Gestraft lauf ich meinen Weg,
die Zukunft zu finden,
der Vergangenheit zu entfliehen.
Ewig streifte ich durch Einsamkeit,
Plötzlich erblickt ich dich, beginnt nun die Zukunft zu zweit?
Mit einem blick vermagst du mein herz zu sprengen,
mit einem Wort alle Vernunft in mir zu versengen.

Schön wäre deine Gesellschaft auf meinem Wegen.
Ein leben mit dir zu zweit
Es kann für mich nichts schönres geben.
Oh wie wünscht ich mir, du könntest auch mich erblicken.
Diese schöne Augen, wie sie mich entzücken.
Dein süßer blick, dein schönes lächeln,
Diese kostbaren momente mit dir, wie sie mich der Wirklichkeit entrücken.
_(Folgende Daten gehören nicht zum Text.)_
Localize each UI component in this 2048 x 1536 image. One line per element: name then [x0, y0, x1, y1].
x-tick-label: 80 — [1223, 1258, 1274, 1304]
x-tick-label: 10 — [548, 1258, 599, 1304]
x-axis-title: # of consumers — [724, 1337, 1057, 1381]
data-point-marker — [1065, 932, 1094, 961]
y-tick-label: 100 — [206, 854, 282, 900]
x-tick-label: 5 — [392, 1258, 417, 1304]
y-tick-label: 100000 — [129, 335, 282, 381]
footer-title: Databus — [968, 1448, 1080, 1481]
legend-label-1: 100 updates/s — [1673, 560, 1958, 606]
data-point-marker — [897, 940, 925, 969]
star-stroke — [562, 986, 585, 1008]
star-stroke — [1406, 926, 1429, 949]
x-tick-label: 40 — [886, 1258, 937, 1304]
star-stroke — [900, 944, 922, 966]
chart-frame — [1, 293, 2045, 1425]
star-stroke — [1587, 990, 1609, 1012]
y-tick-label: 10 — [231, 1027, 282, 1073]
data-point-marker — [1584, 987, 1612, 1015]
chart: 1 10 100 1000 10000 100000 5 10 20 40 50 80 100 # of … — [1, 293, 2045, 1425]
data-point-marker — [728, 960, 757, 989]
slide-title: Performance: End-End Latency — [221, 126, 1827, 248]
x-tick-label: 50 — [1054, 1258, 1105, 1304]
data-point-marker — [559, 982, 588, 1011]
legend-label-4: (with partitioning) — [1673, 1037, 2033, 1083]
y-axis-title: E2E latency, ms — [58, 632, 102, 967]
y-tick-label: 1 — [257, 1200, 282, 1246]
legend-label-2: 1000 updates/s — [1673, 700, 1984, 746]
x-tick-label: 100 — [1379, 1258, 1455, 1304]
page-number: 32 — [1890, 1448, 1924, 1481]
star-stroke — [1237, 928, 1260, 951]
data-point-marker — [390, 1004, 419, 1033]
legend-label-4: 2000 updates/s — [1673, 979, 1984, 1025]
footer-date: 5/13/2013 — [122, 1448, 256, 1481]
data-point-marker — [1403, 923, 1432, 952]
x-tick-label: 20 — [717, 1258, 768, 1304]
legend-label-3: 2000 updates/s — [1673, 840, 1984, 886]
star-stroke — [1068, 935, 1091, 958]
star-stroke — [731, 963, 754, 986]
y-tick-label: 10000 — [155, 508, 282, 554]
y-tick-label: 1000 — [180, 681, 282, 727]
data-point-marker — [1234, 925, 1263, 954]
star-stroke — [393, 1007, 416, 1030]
Nicht auf Leinen, auf Rosen gehörst du gelegt,
dein seidiges Haar, nicht mit Bürsten, mit sanften Händen gehört es gepflegt.
Jeder Wunsch den dein Herz plagt will ich dir erfüllen.
Ich könnte dir sagen, das ich dich lieb... wüsst ich nicht das mein Pfad in der Vergangenheit liegt.